Verse two, I praise you, Lord, for you raise me up: The Hebrew word translated as “praise” here comes from the Hebrew root, rum, which means “rise up, be high.” The idea is that the presence of God “rises up” in the consciousness of a person and that person acknowledges this “heightened consciousness.” Praising God, then, is being in a state of altered and heightened consciousness. God is always present, but being aware of it prompts praise and thanks. The psalmist says the reason for this is his awareness that God has “raised me up.” The Hebrew word (d-l-h) used is the same as that used to draw a bucket up from a well or a pit. Thus, humans can exalt or extol God only by realizing that he is the source or cause of their own being raised up from the depths, pits, and Sheol.
“My enemies,” these are those who misinterpreted the psalmist’s illness or other misfortune, as a divine punishment for sin and who rejoiced that he had been “found out” or “drawn out,” exposed, “raised up” for public scrutiny.
In verse three, “you healed me,” generally speaking, the Israelites believed sin brought sickness and other grieves. Even though, strictly speaking, it was never actually taught that a person’s specific illness was caused by his or her own specific sin, it was easy to generalize and fall into that way of thinking. Many did, among them the psalmist’s “enemies.”
In verse four, “Sheol…pit,” The experience of illness or any other misfortune, is tantamount to being in Sheol, the netherworld or non-world, without God’s presence, the “pits,” a living hell, and so, healing can be described in terms of deliverance from hell, Sheol, the pits. Sheol here stands not so much for a geographical place as a state of mind- weakness, “Disease, misery, forsakenness.”
In verse five, “you faithful,” The Hebrew reads hasidiim, those who keep hesed, covenant loyalty. The psalmist is referring to those present in the liturgical assembly. Individual praising and thanking always must expand to first invite and then include others. One’s own praise and thanks are too inadequate to meet or match the beneficence of God.
In verse six, “divine anger lasts but a moment,” sin results in divine “anger.” One cannot be in sin and able to live in awareness of God’s presence.
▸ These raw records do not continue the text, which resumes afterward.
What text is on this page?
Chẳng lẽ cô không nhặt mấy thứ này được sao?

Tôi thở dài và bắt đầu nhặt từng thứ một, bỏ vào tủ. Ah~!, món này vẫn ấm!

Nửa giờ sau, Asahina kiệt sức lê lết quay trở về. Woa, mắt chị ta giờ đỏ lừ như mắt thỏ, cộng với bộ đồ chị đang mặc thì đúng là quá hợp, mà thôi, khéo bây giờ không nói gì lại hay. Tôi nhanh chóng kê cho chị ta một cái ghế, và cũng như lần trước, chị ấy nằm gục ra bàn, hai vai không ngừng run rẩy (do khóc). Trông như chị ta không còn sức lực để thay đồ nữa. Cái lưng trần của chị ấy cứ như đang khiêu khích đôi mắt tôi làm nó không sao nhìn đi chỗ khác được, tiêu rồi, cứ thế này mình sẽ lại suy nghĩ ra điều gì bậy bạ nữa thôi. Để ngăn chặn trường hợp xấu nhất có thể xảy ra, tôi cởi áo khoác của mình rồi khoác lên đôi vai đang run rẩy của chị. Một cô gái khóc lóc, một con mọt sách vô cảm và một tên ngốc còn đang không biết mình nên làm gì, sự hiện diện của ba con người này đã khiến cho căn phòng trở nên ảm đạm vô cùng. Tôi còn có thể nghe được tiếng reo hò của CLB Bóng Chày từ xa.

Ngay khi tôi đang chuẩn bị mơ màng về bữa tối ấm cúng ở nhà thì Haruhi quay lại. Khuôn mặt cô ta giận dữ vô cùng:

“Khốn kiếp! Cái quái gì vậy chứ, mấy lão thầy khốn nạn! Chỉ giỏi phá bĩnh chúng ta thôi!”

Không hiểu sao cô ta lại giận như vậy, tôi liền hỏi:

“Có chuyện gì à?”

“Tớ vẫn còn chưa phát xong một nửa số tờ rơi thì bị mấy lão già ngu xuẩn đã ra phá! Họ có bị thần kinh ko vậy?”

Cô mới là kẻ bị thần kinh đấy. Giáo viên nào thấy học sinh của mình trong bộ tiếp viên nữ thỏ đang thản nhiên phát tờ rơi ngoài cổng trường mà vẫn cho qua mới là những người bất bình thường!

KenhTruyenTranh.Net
One is cut off. Weeping is the human reaction to that. If it causes repentance, then, like the temporary darkness, it is replaced by dawn and rejoicing, a change of fortune. Divine “anger” is short-lived and for the purpose of teaching the wayward. Compared to the extent of divine “favor” it is quite transitory.
In verses seven through nine, the psalmist reviews his own downfall. Using a “That was then, this is now” pattern, he admits to the sin of self-confidence or arrogance. While everything was going well, described as shalom, the psalmist thought it was because of his own achievements and forgot it was because of God. Praising himself, not God, he says to himself, “I shall not be shaken forever.” At the end of the psalm he will praise God forever. When God turned away, disaster struck and he was brought to his senses. In the pits, where self-confidence is shattered by awareness of mortality and finitude, he could only look up and ask to be “raised up” by the one at the other end of the bucket and rope.